Le retour C’est avec un véritable soulagement que nous retournâmes sur l’esplanade du musée tout en redécouvrant notre siècle mais depuis que nous l’avions quitté il y a eu un grand changement dans la composante humaine des présents. En effet, lorsque nous l’avions quitté, il y avait plus de vieilles personnes que de jeunes alors qu’à notre retour il n’y avait que des jeunes venus faire plus de bruit que pour s’incliner dans la méditation à la mémoire des martyrs de la Révolution et des congressistes du 20 Août 1956. Alors que notre compagnon avait disparu sans aucun au revoir au milieu de la foule qui scandait les slogans non appropriés pour ce lieu, nous dûmes aller saluer notre P/APW, M. Rabah Aissat ainsi que certains de nos confrères de la vallée sud de Tizi-Ouzou ainsi que certains P/APC et plusieurs connaissances. Il n’y avait plus de place pour nous en ce lieu historique et le mieux serait de décamper le plus vite possible.La circulation est très dense.
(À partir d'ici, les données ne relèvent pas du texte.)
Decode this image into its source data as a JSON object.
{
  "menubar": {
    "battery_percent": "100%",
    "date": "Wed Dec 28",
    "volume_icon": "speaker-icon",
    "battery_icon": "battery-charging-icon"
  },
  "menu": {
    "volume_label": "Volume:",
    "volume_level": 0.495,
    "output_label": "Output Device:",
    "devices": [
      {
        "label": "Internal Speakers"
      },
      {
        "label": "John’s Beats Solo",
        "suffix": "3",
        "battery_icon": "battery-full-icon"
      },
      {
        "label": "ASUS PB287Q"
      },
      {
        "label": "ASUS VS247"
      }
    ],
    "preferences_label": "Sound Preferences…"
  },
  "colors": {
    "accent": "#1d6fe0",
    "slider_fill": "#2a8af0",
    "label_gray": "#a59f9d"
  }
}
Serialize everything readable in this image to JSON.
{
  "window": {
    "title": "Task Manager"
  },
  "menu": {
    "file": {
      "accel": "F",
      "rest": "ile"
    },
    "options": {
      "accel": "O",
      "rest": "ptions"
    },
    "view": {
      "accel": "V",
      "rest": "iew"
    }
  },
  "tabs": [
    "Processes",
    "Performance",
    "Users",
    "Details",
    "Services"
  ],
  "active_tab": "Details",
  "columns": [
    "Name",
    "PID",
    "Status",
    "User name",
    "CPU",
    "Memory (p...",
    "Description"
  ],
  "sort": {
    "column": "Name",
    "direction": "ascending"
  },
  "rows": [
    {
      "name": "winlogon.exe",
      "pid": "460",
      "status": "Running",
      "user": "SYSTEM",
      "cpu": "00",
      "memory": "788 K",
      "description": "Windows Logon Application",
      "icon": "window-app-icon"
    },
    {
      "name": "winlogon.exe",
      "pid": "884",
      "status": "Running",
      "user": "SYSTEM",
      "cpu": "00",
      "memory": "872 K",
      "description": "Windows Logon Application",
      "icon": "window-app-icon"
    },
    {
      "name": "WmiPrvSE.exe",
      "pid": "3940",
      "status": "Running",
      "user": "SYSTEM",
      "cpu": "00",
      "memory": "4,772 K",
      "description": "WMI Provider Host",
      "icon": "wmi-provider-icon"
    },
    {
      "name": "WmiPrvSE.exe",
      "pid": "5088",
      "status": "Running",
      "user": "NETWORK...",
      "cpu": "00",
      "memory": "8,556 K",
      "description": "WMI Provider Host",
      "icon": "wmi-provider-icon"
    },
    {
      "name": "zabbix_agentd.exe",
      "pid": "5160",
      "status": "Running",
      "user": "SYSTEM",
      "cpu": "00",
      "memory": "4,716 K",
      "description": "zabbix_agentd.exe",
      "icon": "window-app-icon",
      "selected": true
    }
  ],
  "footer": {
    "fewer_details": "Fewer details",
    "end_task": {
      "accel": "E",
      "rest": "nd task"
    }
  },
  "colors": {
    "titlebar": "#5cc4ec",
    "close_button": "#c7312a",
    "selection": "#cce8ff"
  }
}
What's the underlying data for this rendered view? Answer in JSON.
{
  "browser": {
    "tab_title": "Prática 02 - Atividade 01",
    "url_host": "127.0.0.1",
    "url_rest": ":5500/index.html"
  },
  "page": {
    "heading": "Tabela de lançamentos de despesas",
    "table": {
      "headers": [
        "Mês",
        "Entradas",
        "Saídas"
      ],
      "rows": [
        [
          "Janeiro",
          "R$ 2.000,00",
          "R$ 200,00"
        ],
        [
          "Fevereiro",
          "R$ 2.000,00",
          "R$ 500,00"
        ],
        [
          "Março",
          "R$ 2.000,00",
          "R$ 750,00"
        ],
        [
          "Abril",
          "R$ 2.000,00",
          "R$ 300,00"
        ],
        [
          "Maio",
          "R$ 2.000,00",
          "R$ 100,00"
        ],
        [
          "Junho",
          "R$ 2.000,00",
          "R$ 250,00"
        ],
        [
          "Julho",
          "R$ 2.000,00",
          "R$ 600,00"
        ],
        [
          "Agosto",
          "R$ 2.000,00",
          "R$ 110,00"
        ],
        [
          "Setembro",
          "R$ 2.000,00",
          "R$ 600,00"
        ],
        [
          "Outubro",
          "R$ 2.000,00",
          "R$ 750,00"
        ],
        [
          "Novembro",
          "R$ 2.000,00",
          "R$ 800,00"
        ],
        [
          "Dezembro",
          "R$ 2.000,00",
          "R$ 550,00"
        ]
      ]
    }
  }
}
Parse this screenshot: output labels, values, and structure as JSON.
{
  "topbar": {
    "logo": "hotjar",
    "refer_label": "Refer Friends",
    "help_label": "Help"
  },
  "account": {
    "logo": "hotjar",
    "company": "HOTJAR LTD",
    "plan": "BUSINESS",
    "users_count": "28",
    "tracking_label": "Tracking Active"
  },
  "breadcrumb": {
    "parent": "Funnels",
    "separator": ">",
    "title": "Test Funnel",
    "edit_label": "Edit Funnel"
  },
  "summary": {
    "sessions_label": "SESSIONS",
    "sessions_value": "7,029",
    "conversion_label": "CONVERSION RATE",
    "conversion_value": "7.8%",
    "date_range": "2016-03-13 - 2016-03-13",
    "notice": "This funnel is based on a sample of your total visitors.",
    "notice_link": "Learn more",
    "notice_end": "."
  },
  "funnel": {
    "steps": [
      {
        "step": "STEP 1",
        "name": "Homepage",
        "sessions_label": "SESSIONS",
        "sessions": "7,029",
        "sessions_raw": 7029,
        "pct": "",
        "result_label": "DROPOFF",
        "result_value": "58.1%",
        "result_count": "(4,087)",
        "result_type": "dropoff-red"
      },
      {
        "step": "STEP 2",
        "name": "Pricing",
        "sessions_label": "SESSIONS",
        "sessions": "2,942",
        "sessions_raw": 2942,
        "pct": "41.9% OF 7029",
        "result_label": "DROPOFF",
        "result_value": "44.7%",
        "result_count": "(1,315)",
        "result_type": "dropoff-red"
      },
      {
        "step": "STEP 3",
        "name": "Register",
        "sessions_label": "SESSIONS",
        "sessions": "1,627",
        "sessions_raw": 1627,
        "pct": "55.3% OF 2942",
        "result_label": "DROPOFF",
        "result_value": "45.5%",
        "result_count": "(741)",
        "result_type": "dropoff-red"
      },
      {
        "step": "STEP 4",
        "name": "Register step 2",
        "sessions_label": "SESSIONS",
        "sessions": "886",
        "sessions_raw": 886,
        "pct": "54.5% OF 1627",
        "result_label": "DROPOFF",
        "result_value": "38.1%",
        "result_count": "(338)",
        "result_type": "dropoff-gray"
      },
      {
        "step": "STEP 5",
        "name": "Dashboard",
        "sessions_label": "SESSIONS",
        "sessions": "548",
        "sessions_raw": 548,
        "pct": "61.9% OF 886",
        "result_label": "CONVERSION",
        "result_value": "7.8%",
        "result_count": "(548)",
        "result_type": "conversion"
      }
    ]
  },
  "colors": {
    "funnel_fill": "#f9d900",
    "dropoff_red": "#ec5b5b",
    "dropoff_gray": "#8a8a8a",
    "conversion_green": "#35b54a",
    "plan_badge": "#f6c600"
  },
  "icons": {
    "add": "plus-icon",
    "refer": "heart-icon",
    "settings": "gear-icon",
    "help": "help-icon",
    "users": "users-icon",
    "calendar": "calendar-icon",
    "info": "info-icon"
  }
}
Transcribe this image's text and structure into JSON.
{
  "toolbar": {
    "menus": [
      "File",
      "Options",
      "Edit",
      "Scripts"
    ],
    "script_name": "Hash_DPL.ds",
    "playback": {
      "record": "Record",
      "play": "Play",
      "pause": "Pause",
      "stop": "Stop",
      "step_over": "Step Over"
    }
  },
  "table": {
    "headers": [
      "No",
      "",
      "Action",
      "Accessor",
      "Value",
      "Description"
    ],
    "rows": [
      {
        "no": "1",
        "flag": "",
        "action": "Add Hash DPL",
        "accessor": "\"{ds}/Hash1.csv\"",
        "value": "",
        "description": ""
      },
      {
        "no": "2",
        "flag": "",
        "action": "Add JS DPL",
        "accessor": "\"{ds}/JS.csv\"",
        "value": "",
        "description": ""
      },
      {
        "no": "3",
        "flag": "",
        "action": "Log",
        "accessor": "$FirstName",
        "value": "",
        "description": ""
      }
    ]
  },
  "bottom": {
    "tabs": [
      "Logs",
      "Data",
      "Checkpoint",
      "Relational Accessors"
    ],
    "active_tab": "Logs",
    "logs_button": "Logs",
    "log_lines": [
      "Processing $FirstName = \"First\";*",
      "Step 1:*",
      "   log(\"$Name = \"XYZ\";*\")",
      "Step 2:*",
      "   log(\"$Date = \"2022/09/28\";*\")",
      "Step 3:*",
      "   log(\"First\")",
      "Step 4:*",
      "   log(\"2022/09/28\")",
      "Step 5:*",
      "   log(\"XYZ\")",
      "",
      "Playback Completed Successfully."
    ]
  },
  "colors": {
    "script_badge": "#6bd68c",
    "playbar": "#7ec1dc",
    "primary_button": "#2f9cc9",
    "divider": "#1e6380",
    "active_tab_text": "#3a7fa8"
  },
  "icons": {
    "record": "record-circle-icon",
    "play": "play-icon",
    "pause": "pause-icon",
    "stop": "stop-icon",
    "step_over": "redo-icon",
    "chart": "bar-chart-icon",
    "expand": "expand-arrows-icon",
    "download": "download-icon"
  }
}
La gendarmerie et la police communale avait quitté les lieux sans doute avec le départ de la délégation officielle laissant les partisans du FFS à leur show.Tout en marchant, l’esprit ailleurs, un automobiliste que nous ne connaissons pas, nous invite à monter en nous lançant : “Iya, aya journaliste !”.Le trajet fut rapide et agréable tout en discutant de tout et de rien jusqu’à Ighzer-Amokrane où voyant que notre aimable automobiliste prenait la direction de l’ouest, nous le priâme de s’arrêter un instant près du siège de l’APC afin de récupérer notre sac de voyage que nous avions laissé dans la matinée chez le cafetier. Comme la veille à l’aller, la chance était au rendez-vous car notre automobiliste se rendait à Boghni. C’est devant le café “Murkass”, sur la place de Draâ El Mizan que nous priâmes notre conducteur de s’arrêter car notre ami Amar Ouramdane était attablé à la terrasse.Nous le rejoignîmes illico presto alors que le second vice-président de l’APC traversait la rue, nous signalâmes à notre ami que le bus de Draâ El Mizan était arrivé.Mais notre confrère soutint qu’il avait vu dans la journée l’élu en question et qu’il n’avait pas quitté la localité. Il n’en fallait pas plus pour que nous tombions à la renverse d’autant plus que cette personne était bien avec nous dans le bus en montant à Ifri.Heureusement que l’élu vint nous saluer et nous dire qu’il nous avait cherché pour le retour.

Essaïd N’Ait Kaci.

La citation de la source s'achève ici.